御参詣坂は、法島町から平和町に上る坂道である。
ただ、坂の途中にある石柱には、”藩政時代、法島村から祇陀寺の向こうへ至る坂と、今一つ崖の下から桃雲寺手前の野田往来へ至る坂をこう呼んだ。野田山墓地に参詣することからこの名がついた。”と書かれている。崖下から野田往来、といえばまさしくこの道であるが、祇陀寺の向こう、というのがわからない。崖から登るのなら、不老坂もそうである。しかも、祇陀寺の近くにでる。不老坂、これは藩政時代の名前ではないようなので、初めはこちらも御参詣坂と呼ばれていた可能性もある。しかし、現在では、法島町から平和町に上るこの道を指すと考えてよいだろう。
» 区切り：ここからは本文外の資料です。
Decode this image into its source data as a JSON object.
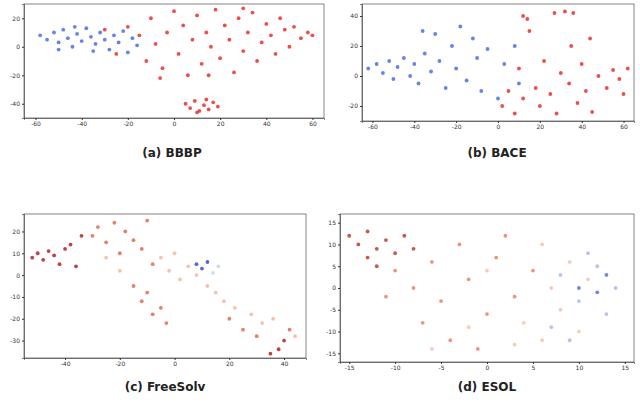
{
  "chart_data": [
    {
      "type": "scatter",
      "title": "(a) BBBP",
      "xlim": [
        -65,
        65
      ],
      "ylim": [
        -50,
        30
      ],
      "xticks": [
        -60,
        -40,
        -20,
        0,
        20,
        40,
        60
      ],
      "yticks": [
        -40,
        -20,
        0,
        20
      ],
      "series": [
        {
          "color": "#4a6fe3",
          "x": [
            -58,
            -55,
            -52,
            -50,
            -48,
            -46,
            -44,
            -42,
            -40,
            -38,
            -36,
            -34,
            -32,
            -30,
            -28,
            -26,
            -24,
            -22,
            -20,
            -18,
            -16,
            -50,
            -43,
            -35
          ],
          "values": [
            8,
            5,
            10,
            3,
            12,
            6,
            0,
            9,
            4,
            13,
            7,
            2,
            10,
            5,
            -2,
            8,
            3,
            11,
            -4,
            6,
            1,
            -2,
            14,
            -3
          ]
        },
        {
          "color": "#e8302a",
          "x": [
            -30,
            -25,
            -20,
            -15,
            -12,
            -10,
            -8,
            -5,
            -3,
            0,
            2,
            4,
            6,
            8,
            10,
            12,
            14,
            16,
            18,
            20,
            22,
            24,
            26,
            28,
            30,
            32,
            34,
            36,
            38,
            40,
            42,
            44,
            46,
            48,
            50,
            52,
            55,
            58,
            60,
            -6,
            15,
            30,
            5,
            7,
            9,
            11,
            13,
            15,
            17,
            19,
            10,
            14
          ],
          "values": [
            12,
            -5,
            14,
            8,
            -10,
            20,
            2,
            -15,
            10,
            25,
            -5,
            15,
            -20,
            5,
            22,
            -12,
            10,
            0,
            26,
            -8,
            15,
            5,
            -18,
            20,
            -3,
            10,
            24,
            -10,
            3,
            16,
            8,
            -5,
            20,
            12,
            0,
            14,
            6,
            10,
            8,
            -22,
            -20,
            27,
            -40,
            -43,
            -38,
            -45,
            -41,
            -44,
            -39,
            -42,
            -46,
            -37
          ]
        }
      ]
    },
    {
      "type": "scatter",
      "title": "(b) BACE",
      "xlim": [
        -65,
        65
      ],
      "ylim": [
        -30,
        48
      ],
      "xticks": [
        -60,
        -40,
        -20,
        0,
        20,
        40,
        60
      ],
      "yticks": [
        -20,
        0,
        20,
        40
      ],
      "series": [
        {
          "color": "#4a6fe3",
          "x": [
            -62,
            -58,
            -55,
            -52,
            -50,
            -48,
            -45,
            -42,
            -40,
            -38,
            -35,
            -32,
            -30,
            -28,
            -25,
            -22,
            -20,
            -18,
            -15,
            -12,
            -10,
            -8,
            -5,
            0,
            3,
            -36,
            8,
            10
          ],
          "values": [
            5,
            8,
            2,
            10,
            -2,
            6,
            12,
            0,
            8,
            -5,
            15,
            3,
            28,
            10,
            -8,
            20,
            5,
            33,
            -3,
            25,
            12,
            -10,
            18,
            -15,
            8,
            30,
            20,
            -5
          ]
        },
        {
          "color": "#e8302a",
          "x": [
            2,
            5,
            8,
            10,
            12,
            15,
            18,
            20,
            22,
            25,
            27,
            28,
            30,
            32,
            34,
            35,
            38,
            40,
            42,
            44,
            45,
            48,
            52,
            55,
            58,
            60,
            62,
            12,
            14,
            36
          ],
          "values": [
            -20,
            -10,
            -25,
            5,
            -15,
            30,
            -8,
            -20,
            10,
            -12,
            42,
            -25,
            2,
            43,
            -5,
            20,
            -18,
            8,
            -10,
            25,
            -24,
            0,
            -8,
            4,
            -2,
            -12,
            5,
            40,
            38,
            42
          ]
        }
      ]
    },
    {
      "type": "scatter",
      "title": "(c) FreeSolv",
      "xlim": [
        -55,
        48
      ],
      "ylim": [
        -38,
        28
      ],
      "xticks": [
        -40,
        -20,
        0,
        20,
        40
      ],
      "yticks": [
        -30,
        -20,
        -10,
        0,
        10,
        20
      ],
      "series": [
        {
          "color": "#b22222",
          "x": [
            -52,
            -50,
            -48,
            -46,
            -44,
            -42,
            -40,
            -38,
            -36,
            -34,
            38,
            40,
            35
          ],
          "values": [
            8,
            10,
            7,
            11,
            9,
            5,
            12,
            14,
            4,
            18,
            -34,
            -30,
            -36
          ]
        },
        {
          "color": "#e06a50",
          "x": [
            -30,
            -28,
            -25,
            -22,
            -20,
            -18,
            -15,
            -12,
            -10,
            -8,
            -15,
            -12,
            -10,
            -8,
            -5,
            -3,
            20,
            25,
            30,
            42
          ],
          "values": [
            18,
            22,
            15,
            24,
            10,
            20,
            16,
            12,
            25,
            5,
            -5,
            -12,
            -8,
            -18,
            -15,
            -22,
            -20,
            -25,
            -28,
            -25
          ]
        },
        {
          "color": "#f2b8a0",
          "x": [
            -5,
            -2,
            0,
            2,
            5,
            8,
            12,
            15,
            18,
            22,
            28,
            32,
            36,
            44,
            -25,
            -20
          ],
          "values": [
            8,
            2,
            10,
            -2,
            4,
            0,
            -5,
            -8,
            -12,
            -15,
            -18,
            -22,
            -20,
            -28,
            8,
            2
          ]
        },
        {
          "color": "#c9d4f0",
          "x": [
            14,
            16
          ],
          "values": [
            1,
            4
          ]
        },
        {
          "color": "#3050d0",
          "x": [
            10,
            12,
            8
          ],
          "values": [
            3,
            6,
            5
          ]
        }
      ]
    },
    {
      "type": "scatter",
      "title": "(d) ESOL",
      "xlim": [
        -16,
        16
      ],
      "ylim": [
        -17,
        17
      ],
      "xticks": [
        -15,
        -10,
        -5,
        0,
        5,
        10,
        15
      ],
      "yticks": [
        -15,
        -10,
        -5,
        0,
        5,
        10,
        15
      ],
      "series": [
        {
          "color": "#c0392b",
          "x": [
            -15,
            -14,
            -13,
            -12,
            -11,
            -10,
            -13,
            -9,
            -12,
            -8
          ],
          "values": [
            12,
            10,
            13,
            9,
            11,
            8,
            7,
            12,
            5,
            9
          ]
        },
        {
          "color": "#e8826a",
          "x": [
            -10,
            -8,
            -6,
            -5,
            -3,
            -2,
            0,
            -7,
            1,
            3,
            -4,
            2,
            -11,
            5,
            -1
          ],
          "values": [
            4,
            0,
            6,
            -3,
            10,
            2,
            -6,
            -8,
            7,
            -2,
            -12,
            12,
            -2,
            4,
            -14
          ]
        },
        {
          "color": "#f4c2b0",
          "x": [
            4,
            6,
            7,
            8,
            -6,
            9,
            10,
            3,
            11,
            -2,
            0,
            6
          ],
          "values": [
            -8,
            10,
            0,
            -5,
            -14,
            6,
            -10,
            -13,
            2,
            -9,
            4,
            -12
          ]
        },
        {
          "color": "#aab8ec",
          "x": [
            8,
            10,
            12,
            13,
            9,
            14,
            11,
            7
          ],
          "values": [
            3,
            -3,
            5,
            -6,
            -12,
            0,
            8,
            -9
          ]
        },
        {
          "color": "#5a6fd8",
          "x": [
            12,
            13,
            10
          ],
          "values": [
            -1,
            3,
            0
          ]
        }
      ]
    }
  ]
}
御参詣坂は、緩いカーブを描きながら崖を上る。このあたりの崖はかなり急で、絶壁に近い部分さえあるが、坂は斜めではなく、蛇行しながらもまっすぐに登るような感じになる。地形的にこの部分が緩やかだったのかもしれない。
坂は階段と斜面、両方ある。道幅は狭めであり、車は通行止めとなっている。もっとも、坂の途中に家が有り、そこの駐車場までは車で登るようだが、それより上は通行止めとなる。道幅は車の通行可能な程度の幅はあるのだが、坂が非常に急になっているからかもしれない。坂の途中はかなり急で、雪はもちろん、雨でも危なそうだ。この近く、迂回は大変だが仕方ないだろう。
崖が急なので、坂の上からの見晴らしはとてもよい。家も多いので、坂では視界がさえぎられるところもあるが犀川越しに対岸が良く見える。犀川近くは公園になっているので、散歩を楽しむには良い場所かもしれない。だからだろうか? 坂の上も下も住宅地の奥なのに歩く人も意外と見かける。平和町側にはスーパーもあるし、商店も多い。また、バスも多く走っている。不老坂や八幡神社裏の坂道などと同様、生活に密着している坂のように思える。